Im Folgenden folgt eine beispielhafte Auflistung von Zuwendungen und Zuflüssen und ihre Zuordnung zu den Betriebseinnahmen oder Nicht-Betriebseinnahmen:
Bestechungsgelder sind zwar für den Geber nach
§ 4 Abs. 5 Satz 1 Nr. 10 EStG nicht als Betriebsausgaben abziehbar, für den Empfänger sind es aber Betriebseinnahmen.
Darlehenszinsen für betriebliche Darlehn oder für betriebliche Bank- und Wertpapierguthaben sind als Betriebseinnahmen zu erfassen.
Durchlaufende Posten sind keine Betriebseinnahmen, da sie im Namen und für Rechnung eines Dritten vereinnahmt werden (BFH, 18.12.1975 – IV R 12/72, BStBl II 1976,370).

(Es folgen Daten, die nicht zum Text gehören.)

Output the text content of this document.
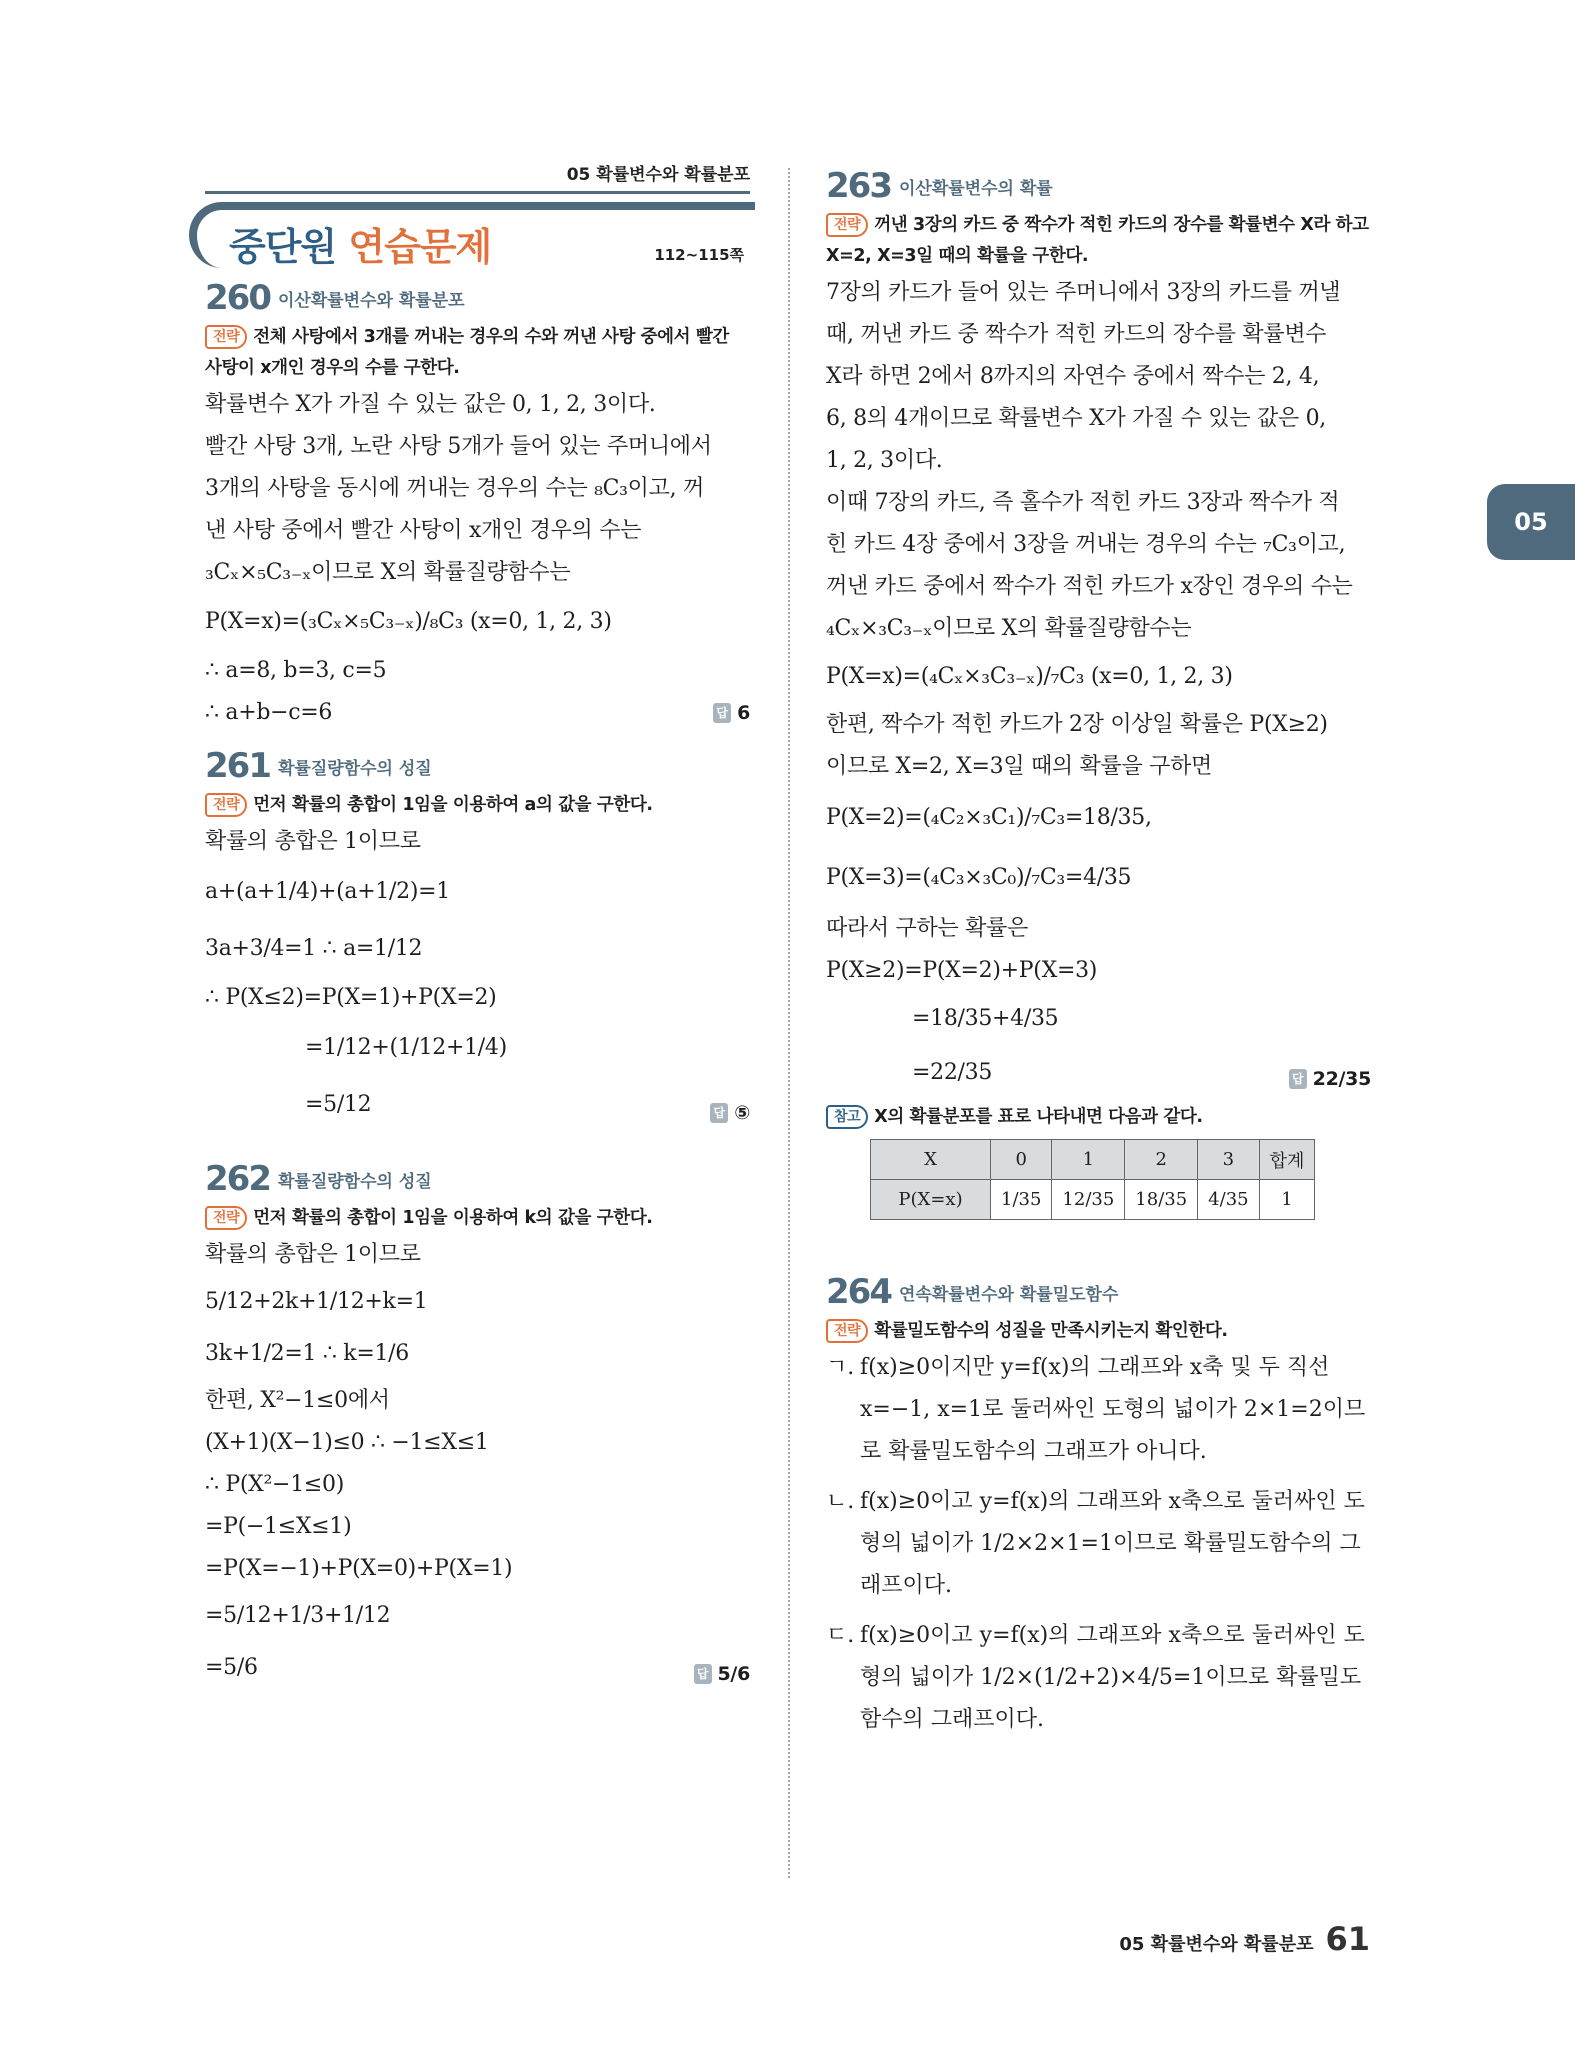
05 확률변수와 확률분포
중단원 연습문제	112~115쪽
260 이산확률변수와 확률분포
전략 전체 사탕에서 3개를 꺼내는 경우의 수와 꺼낸 사탕 중에서 빨간 사탕이 x개인 경우의 수를 구한다.
확률변수 X가 가질 수 있는 값은 0, 1, 2, 3이다.
빨간 사탕 3개, 노란 사탕 5개가 들어 있는 주머니에서
3개의 사탕을 동시에 꺼내는 경우의 수는 ₈C₃이고, 꺼
낸 사탕 중에서 빨간 사탕이 x개인 경우의 수는
₃Cₓ×₅C₃₋ₓ이므로 X의 확률질량함수는
P(X=x)=(₃Cₓ×₅C₃₋ₓ)/₈C₃ (x=0, 1, 2, 3)
∴ a=8, b=3, c=5
∴ a+b−c=6	답 6
261 확률질량함수의 성질
전략 먼저 확률의 총합이 1임을 이용하여 a의 값을 구한다.
확률의 총합은 1이므로
a+(a+1/4)+(a+1/2)=1
3a+3/4=1 ∴ a=1/12
∴ P(X≤2)=P(X=1)+P(X=2)
=1/12+(1/12+1/4)
=5/12	답 ⑤
262 확률질량함수의 성질
전략 먼저 확률의 총합이 1임을 이용하여 k의 값을 구한다.
확률의 총합은 1이므로
5/12+2k+1/12+k=1
3k+1/2=1 ∴ k=1/6
한편, X²−1≤0에서
(X+1)(X−1)≤0 ∴ −1≤X≤1
∴ P(X²−1≤0)
=P(−1≤X≤1)
=P(X=−1)+P(X=0)+P(X=1)
=5/12+1/3+1/12
=5/6	답 5/6
263 이산확률변수의 확률
전략 꺼낸 3장의 카드 중 짝수가 적힌 카드의 장수를 확률변수 X라 하고 X=2, X=3일 때의 확률을 구한다.
7장의 카드가 들어 있는 주머니에서 3장의 카드를 꺼낼
때, 꺼낸 카드 중 짝수가 적힌 카드의 장수를 확률변수
X라 하면 2에서 8까지의 자연수 중에서 짝수는 2, 4,
6, 8의 4개이므로 확률변수 X가 가질 수 있는 값은 0,
1, 2, 3이다.
이때 7장의 카드, 즉 홀수가 적힌 카드 3장과 짝수가 적
힌 카드 4장 중에서 3장을 꺼내는 경우의 수는 ₇C₃이고,
꺼낸 카드 중에서 짝수가 적힌 카드가 x장인 경우의 수는
₄Cₓ×₃C₃₋ₓ이므로 X의 확률질량함수는
P(X=x)=(₄Cₓ×₃C₃₋ₓ)/₇C₃ (x=0, 1, 2, 3)
한편, 짝수가 적힌 카드가 2장 이상일 확률은 P(X≥2)
이므로 X=2, X=3일 때의 확률을 구하면
P(X=2)=(₄C₂×₃C₁)/₇C₃=18/35,
P(X=3)=(₄C₃×₃C₀)/₇C₃=4/35
따라서 구하는 확률은
P(X≥2)=P(X=2)+P(X=3)
=18/35+4/35
=22/35	답 22/35
참고 X의 확률분포를 표로 나타내면 다음과 같다.
X	0	1	2	3	합계
P(X=x)	1/35	12/35	18/35	4/35	1
264 연속확률변수와 확률밀도함수
전략 확률밀도함수의 성질을 만족시키는지 확인한다.
ㄱ. f(x)≥0이지만 y=f(x)의 그래프와 x축 및 두 직선 x=−1, x=1로 둘러싸인 도형의 넓이가 2×1=2이므로 확률밀도함수의 그래프가 아니다.
ㄴ. f(x)≥0이고 y=f(x)의 그래프와 x축으로 둘러싸인 도형의 넓이가 1/2×2×1=1이므로 확률밀도함수의 그래프이다.
ㄷ. f(x)≥0이고 y=f(x)의 그래프와 x축으로 둘러싸인 도형의 넓이가 1/2×(1/2+2)×4/5=1이므로 확률밀도함수의 그래프이다.
05
05 확률변수와 확률분포 61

Einnahmen aus Hilfsgeschäften , die nicht zum eigentlichen Betriebszweck gehören, z.B. Verkauf von betrieblichen Pkw oder anderer betrieblicher Wirtschaftsgüter, sind Betriebseinnahmen.
Entschädigungen für entgehende Einnahmen, für die Aufgabe oder Nichtausübung einer betrieblichen Tätigkeit oder als Ausgleichszahlung für Handelsvertreter nach § 89b HGB stellen Betriebseinnahmen dar.
Ersparte Aufwendungen sind keine Betriebseinnahmen (siehe unter 4.).
Geschenke und andere kostenlose Zuwendungen können Betriebseinnahmen sein (siehe unter 3.).
Incentivereisen , Belohnungsreisen, z.B. von Großunternehmen (Versicherungen Automobilwerken etc.) für ihre besten Verkäufer, größten Abnehmer etc., stellen Betriebseinnahmen dar.
Preise im Zusammenhang mit einer betrieblichen oder beruflichen Tätigkeit, z.B. bei Architektenwettbewerben, sind Betriebseinnahmen. Keine Betriebseinnahmen sind dagegen Preise, die das Gesamtwerk oder die Forschungstätigkeit des Empfängers honorieren sollen (z.B. Goethepreis, Nobelpreis, Theodor-Wolff-Preis bei Journalisten, Friedenspreis des Buchhandels u.ä.).
Schadenersatz für einen im betrieblichen oder beruflichen Bereich angefallenen Schaden ist für den Geschädigten eine Betriebseinnahme.
Trinkgelder , die anlässlich einer Arbeitsleistung dem Arbeitnehmer von Dritten freiwillig zusätzlich zu dem Betrag gegeben werden, der für diese Arbeitsleistung zu zahlen ist, sind für den Arbeitnehmer steuerfrei (
§ 3 Nr. 51 EStG ). Bei einem Nichtarbeitnehmer stellen sie aber eine zusätzliche Vergütung für die Bedienung dar und sind damit Betriebseinnahmen.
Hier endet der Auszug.